The randy royal Harry has been usurping the news lately, after his infamous interview with Megan on Oprah. But the royal who truly deserves some attention is Prince Phillip, Queen Elizabeth II’s spouse, who died last week at age 99. Hemophilia is known as the “royal disease,” primarily due to Phillip’s and Elizabeth’s joint family tree: Phillip’s great-great-grandmother was Queen Victoria, a known carrier of factor IX deficiency, also called hemophilia B. Let’s look at his family tree, to answer the question, why doesn’t Harry (or William, or Charles, or Phillip) have hemophilia?

Prince Phillip

Prince Phillip was born a prince (unlike Diana, Camilla, Kate and Megan, who married into the family). His mother, Princess Alice, was a great-granddaughter of Queen Victoria. Phillip was descended from the third child of Queen Victoria, also called Alice, who like her mother, was a carrier for factor IX deficiency, or hemophilia B. In fact Queen Victoria had nine children, of whom two were carriers (Alice and Beatrice) and one had hemophilia (Leopold). These are very good odds!

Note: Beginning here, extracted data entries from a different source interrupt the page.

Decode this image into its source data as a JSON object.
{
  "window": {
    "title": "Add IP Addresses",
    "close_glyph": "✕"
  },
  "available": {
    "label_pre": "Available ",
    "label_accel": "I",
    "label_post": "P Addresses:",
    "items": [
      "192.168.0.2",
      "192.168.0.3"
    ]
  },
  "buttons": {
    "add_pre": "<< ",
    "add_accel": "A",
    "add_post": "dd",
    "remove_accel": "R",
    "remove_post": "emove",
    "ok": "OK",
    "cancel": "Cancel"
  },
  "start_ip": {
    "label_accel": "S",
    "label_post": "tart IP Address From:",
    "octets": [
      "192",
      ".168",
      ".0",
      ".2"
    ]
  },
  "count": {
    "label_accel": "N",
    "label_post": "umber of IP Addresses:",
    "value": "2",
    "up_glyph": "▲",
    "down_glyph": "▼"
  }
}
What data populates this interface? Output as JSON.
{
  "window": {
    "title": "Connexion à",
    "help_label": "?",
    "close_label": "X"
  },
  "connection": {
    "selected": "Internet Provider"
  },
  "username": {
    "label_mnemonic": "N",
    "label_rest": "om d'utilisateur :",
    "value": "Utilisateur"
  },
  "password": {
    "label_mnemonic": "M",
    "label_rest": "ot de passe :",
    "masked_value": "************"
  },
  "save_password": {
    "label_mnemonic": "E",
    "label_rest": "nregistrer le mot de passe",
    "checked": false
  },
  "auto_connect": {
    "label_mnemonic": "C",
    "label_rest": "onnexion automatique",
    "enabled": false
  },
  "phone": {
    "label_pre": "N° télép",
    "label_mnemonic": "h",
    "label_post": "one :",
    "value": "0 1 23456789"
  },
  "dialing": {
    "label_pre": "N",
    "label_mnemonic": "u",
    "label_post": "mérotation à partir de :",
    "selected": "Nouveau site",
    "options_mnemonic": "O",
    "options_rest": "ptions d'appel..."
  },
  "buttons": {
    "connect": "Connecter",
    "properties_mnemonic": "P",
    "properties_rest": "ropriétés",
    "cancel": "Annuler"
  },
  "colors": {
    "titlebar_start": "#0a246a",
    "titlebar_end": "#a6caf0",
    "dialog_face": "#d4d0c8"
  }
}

Alice married Louis IV, the Grand Duke of Hesse. Alice introduced hemophilia into the House of Hesse and this German lineage. There were 7 Hesse children, and like their grandmum, one had hemophilia (Frederick) and two were carriers (Victoria, Phillip’s grandmother, and Alix). Alix married the Tsar of Russia, Nicholas II, and gave birth to Alexis, who had hemophilia. So, Prince Phillip has a long and illustrious side to his family tree regarding hemophilia! It’s been proposed that Nicholas II was so distracted by his son’s suffering due to hemophilia, that eventually he lost his grip on the monarchy at a time when the Bolshevik Revolution was poised to strike. And it did.

Queen Elizabeth? Not so much drama with hemophilia. Why? She is not a carrier of hemophilia. She is a direct descendant of King Edward VII, a son of Queen Victoria who did not have hemophilia. Now, Queen Elizabeth and Prince Phillip are related as third cousins. But since Phillip did not inherit hemophilia from his mother (not a carrier) or grandmother (also not a carrier but with a flip of the genetic coin might have been), and since Queen Elizabeth had no hemophilia in her direct line, neither Charles nor his sons, William and Harry, have hemophilia.

Harry’s got other problems, but hemophilia isn’t one of them, thankfully!